【E-2】(いーつー)

Northlop Grumman E-2"Hawkeye(ホークアイ)".
グラマン社製の艦上AEW
最初から早期警戒機として製作された唯一の機体でもある。*1
空母機動部隊の上空を飛行し、搭載するレーダーで艦隊に近づく脅威を察知して要撃戦闘機を管制するのが主な役目である。

本機は、アメリカ海軍の早期警戒用空中レーダー母機として1950年代から開発が開始され、1960年に「W2F-1」の名称で初飛行した。

機体は空母に搭載するため小型に作られており、折りたたみ式の主翼を持ち、大型の円盤型レーダードーム*2を搭載している。垂直尾翼は高さを抑えるために4分割されて、水平尾翼と一体化している。
レーダーは初期型では「APS-96」を搭載していたが、順次換装が行われており、現在配備されているC型グループ2では「AN/APS-145」レーダーが搭載されている。
このレーダーは半径560kmの空域を探知し、2,000個以上の目標を同時に追跡可能であり、機上管制官は一度に最大40機の要撃機を指揮することができる。
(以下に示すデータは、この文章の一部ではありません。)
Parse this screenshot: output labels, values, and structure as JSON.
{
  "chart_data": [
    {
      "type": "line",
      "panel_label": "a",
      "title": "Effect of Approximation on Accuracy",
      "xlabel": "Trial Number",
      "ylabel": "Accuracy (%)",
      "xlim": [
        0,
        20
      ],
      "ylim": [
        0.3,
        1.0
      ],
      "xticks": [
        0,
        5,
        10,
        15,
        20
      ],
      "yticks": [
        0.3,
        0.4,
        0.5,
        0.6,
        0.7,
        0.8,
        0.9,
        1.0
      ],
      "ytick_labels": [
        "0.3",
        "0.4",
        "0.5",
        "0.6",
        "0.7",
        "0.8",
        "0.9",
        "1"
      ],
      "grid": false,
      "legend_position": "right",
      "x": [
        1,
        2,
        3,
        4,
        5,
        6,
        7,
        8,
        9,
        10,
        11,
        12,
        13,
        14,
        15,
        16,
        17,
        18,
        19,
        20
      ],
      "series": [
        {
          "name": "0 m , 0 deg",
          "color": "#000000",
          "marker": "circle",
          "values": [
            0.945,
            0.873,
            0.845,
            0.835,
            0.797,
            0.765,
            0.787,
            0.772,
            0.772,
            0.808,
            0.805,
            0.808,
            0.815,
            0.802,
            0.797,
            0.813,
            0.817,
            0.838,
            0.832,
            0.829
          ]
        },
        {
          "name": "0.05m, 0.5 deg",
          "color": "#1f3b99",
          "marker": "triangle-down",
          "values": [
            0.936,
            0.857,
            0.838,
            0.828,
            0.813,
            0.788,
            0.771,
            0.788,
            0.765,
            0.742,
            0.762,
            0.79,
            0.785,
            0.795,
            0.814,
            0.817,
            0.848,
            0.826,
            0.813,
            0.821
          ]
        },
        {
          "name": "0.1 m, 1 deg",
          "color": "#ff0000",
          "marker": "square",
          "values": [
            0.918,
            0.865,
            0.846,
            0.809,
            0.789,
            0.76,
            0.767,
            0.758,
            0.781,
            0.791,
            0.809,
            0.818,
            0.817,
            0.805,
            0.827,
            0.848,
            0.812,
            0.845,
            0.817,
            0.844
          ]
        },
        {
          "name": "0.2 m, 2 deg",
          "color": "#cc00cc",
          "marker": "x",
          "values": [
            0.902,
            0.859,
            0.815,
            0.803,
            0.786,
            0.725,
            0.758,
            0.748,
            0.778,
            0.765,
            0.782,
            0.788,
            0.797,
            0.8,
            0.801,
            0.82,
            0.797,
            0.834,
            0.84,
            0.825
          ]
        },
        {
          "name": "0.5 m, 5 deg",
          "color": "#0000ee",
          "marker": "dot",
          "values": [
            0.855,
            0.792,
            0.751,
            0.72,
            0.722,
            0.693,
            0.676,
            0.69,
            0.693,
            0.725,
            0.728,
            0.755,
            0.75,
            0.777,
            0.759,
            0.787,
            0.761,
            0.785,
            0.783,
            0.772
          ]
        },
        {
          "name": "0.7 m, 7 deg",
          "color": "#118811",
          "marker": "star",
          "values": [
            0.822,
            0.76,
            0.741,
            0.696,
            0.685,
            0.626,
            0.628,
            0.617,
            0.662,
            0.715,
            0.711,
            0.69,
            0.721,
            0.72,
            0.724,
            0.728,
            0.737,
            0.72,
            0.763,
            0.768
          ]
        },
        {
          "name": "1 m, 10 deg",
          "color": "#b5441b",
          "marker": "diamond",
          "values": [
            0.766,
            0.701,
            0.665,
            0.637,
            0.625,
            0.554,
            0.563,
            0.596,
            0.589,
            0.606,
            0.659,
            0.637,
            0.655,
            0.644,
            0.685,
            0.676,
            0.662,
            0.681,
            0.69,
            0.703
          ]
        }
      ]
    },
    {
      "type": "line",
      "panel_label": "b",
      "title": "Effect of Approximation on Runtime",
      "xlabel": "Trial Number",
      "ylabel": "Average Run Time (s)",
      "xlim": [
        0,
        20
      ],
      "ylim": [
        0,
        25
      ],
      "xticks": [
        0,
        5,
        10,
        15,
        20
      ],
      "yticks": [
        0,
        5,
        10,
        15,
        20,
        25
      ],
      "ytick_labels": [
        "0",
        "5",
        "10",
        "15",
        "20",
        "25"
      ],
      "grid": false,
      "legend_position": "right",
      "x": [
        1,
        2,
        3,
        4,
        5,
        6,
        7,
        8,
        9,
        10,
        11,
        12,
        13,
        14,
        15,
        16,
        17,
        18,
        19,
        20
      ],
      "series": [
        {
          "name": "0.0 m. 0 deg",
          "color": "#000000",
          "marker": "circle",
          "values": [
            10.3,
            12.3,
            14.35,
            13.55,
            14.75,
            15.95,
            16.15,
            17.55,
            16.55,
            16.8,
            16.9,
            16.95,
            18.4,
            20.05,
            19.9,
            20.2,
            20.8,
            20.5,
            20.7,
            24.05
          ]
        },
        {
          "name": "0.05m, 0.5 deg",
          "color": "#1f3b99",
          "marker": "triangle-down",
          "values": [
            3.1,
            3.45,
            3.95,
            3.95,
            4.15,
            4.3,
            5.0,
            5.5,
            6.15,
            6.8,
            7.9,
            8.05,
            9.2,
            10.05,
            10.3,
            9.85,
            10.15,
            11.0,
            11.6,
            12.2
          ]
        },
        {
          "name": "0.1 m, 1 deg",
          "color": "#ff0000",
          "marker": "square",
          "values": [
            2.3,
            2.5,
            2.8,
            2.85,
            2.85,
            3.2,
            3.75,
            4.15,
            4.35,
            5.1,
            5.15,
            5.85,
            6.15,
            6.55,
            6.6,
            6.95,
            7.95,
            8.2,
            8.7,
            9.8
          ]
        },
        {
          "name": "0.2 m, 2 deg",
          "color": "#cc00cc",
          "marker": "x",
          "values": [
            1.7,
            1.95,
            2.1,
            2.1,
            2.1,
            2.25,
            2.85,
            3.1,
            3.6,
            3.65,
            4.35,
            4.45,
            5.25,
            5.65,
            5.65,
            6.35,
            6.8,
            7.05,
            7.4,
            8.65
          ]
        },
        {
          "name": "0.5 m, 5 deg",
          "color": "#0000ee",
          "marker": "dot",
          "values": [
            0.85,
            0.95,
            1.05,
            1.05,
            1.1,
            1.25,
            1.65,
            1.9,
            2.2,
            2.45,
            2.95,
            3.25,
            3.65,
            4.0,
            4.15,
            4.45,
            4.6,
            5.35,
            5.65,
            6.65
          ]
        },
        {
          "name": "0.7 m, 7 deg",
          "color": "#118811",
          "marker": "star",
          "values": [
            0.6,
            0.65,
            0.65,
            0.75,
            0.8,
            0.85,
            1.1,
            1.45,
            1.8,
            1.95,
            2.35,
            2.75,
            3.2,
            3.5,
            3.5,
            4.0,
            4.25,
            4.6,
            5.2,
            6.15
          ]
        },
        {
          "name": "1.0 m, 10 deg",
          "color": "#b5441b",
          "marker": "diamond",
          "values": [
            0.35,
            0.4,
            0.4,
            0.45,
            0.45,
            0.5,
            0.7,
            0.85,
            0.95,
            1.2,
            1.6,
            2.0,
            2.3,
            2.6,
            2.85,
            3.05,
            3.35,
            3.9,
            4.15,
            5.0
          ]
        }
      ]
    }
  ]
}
アメリカ海軍のほか、日本の航空自衛隊やイスラエル空軍、エジプト空軍、シンガポール空軍、台湾(中華民国)空軍などにも導入され、陸上基地から展開する早期警戒機として運用している。*3
これは、本機以外の早期警戒機が(輸送機旅客機爆撃機などをベースとしていることから)おしなべて大型で、運用コストが非常に高くつくことから、コスト・パフォーマンスを重視した考えともいえる。

性能諸元

乗員:5名
機長副操縦士・電子システム士官3名(レーダーオペレーター兼ウエポンシステム士官、CIC士官(CICO、ミッションコマンダー)、航空管制士官(ACO)))
全長:17.54m
全幅:24.56m/8.94m(主翼折り畳み時)
全高:5.58m
翼面積:65.0
ロートドーム直径:7.31m
ロートドーム厚:0.76m
空虚重量:24,721kg
最大離陸重量:24,721kg
エンジン:アリソン T-56-A-427ターボプロップ(エンジン推力3,803kW)×2基
速度(最大/巡航):338kt/273kt
離着陸距離(離陸/着陸):610m/439m
実用上昇限度:11,280m
航続距離:1,541nm
最大探知距離:296nm(E-2C)/300nm(E-2D)
装備:AN/APS-145長距離捜索レーダー×1基(E-2Cグループ2)

派生型(カッコ内は生産・改修機数)

  • E-2A:APS-96レーダーを搭載する初期生産型。後にレーダーはAPS-111に換装。(原型機含め59機)
    • TE-2A:練習機型。(4機)

  • E-2B:A型の信頼性向上型。
    アナログコンピューターの処理機能が低かったため、搭載コンピューターをアナログ型からデジタル型へ改修された。(52機)

  • E-2C:レーダーを換装し、胴体の冷却気取入れ口を改修した型。
    • グループ0:APS-120レーダーを搭載する初期型。1978年からはAPS-125、1984年からはAPS-138に換装。
    • グループ1:APS-139レーダーを搭載し、エンジンをT56-A-427に換装した型。
    • グループ2:APS-145レーダーを搭載し、アビオニクスを更新した型。ESM装置はALQ-217を搭載する。
    • ホークアイ2000:コンピューター・航法装置・自動操縦装置などを強化した性能向上型。
      戦域ミサイル防衛(TMD)対処能力が付与されている。既存機からの改修が可能。

  • E-2D「Advanced Hawkeye」:2011年実用化に向けて開発中の近代化型。
    原型機は2007年に初飛行。新APY-9レーダの搭載のほか機体構造の強化などが施される予定である。

  • E-2T:E-2Cより改修された台湾空軍向けの機体。レーダーはAPS-145を搭載。
  • E-2K:E-2Tのホークアイ2000仕様機。
  • C-2「グレイハウンド」:E-2の機体をベースに開発されたCOD(艦隊輸送)機。

*1 これ以外の早期警戒機は、既存の機体にレーダーなどを搭載したものである。
*2 初期のモデルは支持機構が上下した。
*3 イスラエルではG550 AEWが配備されたため、既に退役している。
  また、空自は後に、本機を上回る探知能力を持ったE-3の導入を検討した(最終的にE-767を導入)。